In adhesion tests, the membranes were placed in individual wells of 24-well plate, and 100 μL of bacteria suspension was gently dropped on membranes. The bacteria adhesion was cultivated for 24 h at room temperature. Consequently, the membranes were rinsed with PBS for several times. The resulting samples were immobilized in 4.0% glutaraldehyde solution for 4 h, and then subjected to a serials of graded ethanol–water solution (10%, 20%, 30%, to 100%) and each step lasted for 20 min. Finally, samples were air-dried at room temperature for SEM observation.

3.6. Filtration Experiment With a Bacterial Solution

The anti-fouling ability of the initial and modified PES membranes was evaluated by a dead-end filtration system. A bacterial solution of E. coli about ×10⁵ cells/mL was used as the feed solution. Pure water permeability (J₀) was measured until the recorded values were considered to be constant. The permeability of the bacterial solution (J) was measured for 60 min. Then the test solution was removed, and the membranes were washed several times with pure water. The recovered water flux was measured as J′. To evaluate the fouling-resistance of the membranes, the relative flux recovery (RFR, %) was calculated according to the following equations:

$$\text{RFR}=\frac{J^{\prime }}{J_0}\times 100\%$$

(2)

4. Conclusions

Contact-active antibacterial material is effective to prevent biofilm formation by killing bacteria.

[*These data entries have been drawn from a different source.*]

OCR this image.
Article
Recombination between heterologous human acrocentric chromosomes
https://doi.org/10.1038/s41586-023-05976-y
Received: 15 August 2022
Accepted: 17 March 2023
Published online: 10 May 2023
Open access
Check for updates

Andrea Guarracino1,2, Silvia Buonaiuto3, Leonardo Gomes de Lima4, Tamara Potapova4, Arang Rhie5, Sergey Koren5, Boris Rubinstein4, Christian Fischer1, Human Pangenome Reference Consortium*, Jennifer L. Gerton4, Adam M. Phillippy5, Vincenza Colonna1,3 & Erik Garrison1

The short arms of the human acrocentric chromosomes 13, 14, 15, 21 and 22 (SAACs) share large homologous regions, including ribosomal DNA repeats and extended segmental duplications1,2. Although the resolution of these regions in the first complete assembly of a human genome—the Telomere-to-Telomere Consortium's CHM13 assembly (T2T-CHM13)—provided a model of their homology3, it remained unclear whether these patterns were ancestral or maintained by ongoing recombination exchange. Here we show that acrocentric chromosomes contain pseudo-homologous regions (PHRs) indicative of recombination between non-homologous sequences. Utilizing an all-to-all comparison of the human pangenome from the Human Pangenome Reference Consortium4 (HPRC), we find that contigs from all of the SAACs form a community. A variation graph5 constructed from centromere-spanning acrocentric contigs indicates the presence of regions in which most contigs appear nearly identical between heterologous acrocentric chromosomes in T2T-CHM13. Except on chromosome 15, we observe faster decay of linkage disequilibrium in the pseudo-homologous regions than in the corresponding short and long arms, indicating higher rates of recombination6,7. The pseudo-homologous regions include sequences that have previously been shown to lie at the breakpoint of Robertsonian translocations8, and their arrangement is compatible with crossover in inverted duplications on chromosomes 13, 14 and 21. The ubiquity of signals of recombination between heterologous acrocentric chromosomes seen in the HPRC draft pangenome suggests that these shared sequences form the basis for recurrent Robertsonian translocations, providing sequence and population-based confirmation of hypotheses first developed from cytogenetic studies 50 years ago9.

Additionally, it can reduce bacteria amounts in the environment. That is significant to raise the efficiency of membrane separation and increase its service life. In this study, four QACs with different lengths of alkyl chains were synthesized from DMAEMA and grafted on PES membranes via UV photograft polymerization. After modification, pores on the membranes surfaces, which were grafted with short alkyl chain-substituted QACs, were narrowed and even blocked, because the hydrogen bonds might be created inter- or intramolecularly and monomers or polymers would assembled on the surfaces. For long alkyl chain-substituted QACs, the enhanced steric hindrance could eliminate the hydrogen bonds and most of the pores on the surfaces were kept. Bacteria testing revealed that the modified membranes possessed anti-bacteria ability, which increased with the carbon number of the substituted alkyl chain in monomers. It suggests that the alkyl chain length is important for the antibacterial property. Bacteria could be killed by contacting the modified membranes and few bacteria were observed on PES-g-DMAEMA-DB and PES-g-DMAEMA-HB. Biofouling experiments with a solution of E. coli revealed that PES-g-DMAEMA-DB and PES-g-DMAEMA-HB had lower water flux reduction and higher final water permeability than the initial PES membrane. Additionally, higher RFR values meant stronger anti-adhesion abilities of the modified membranes. Therefore, for PES membrane, UV photografting with long alkyl chain substituted QACs can be used to functionalize with contact-active antibacterial and antifouling properties.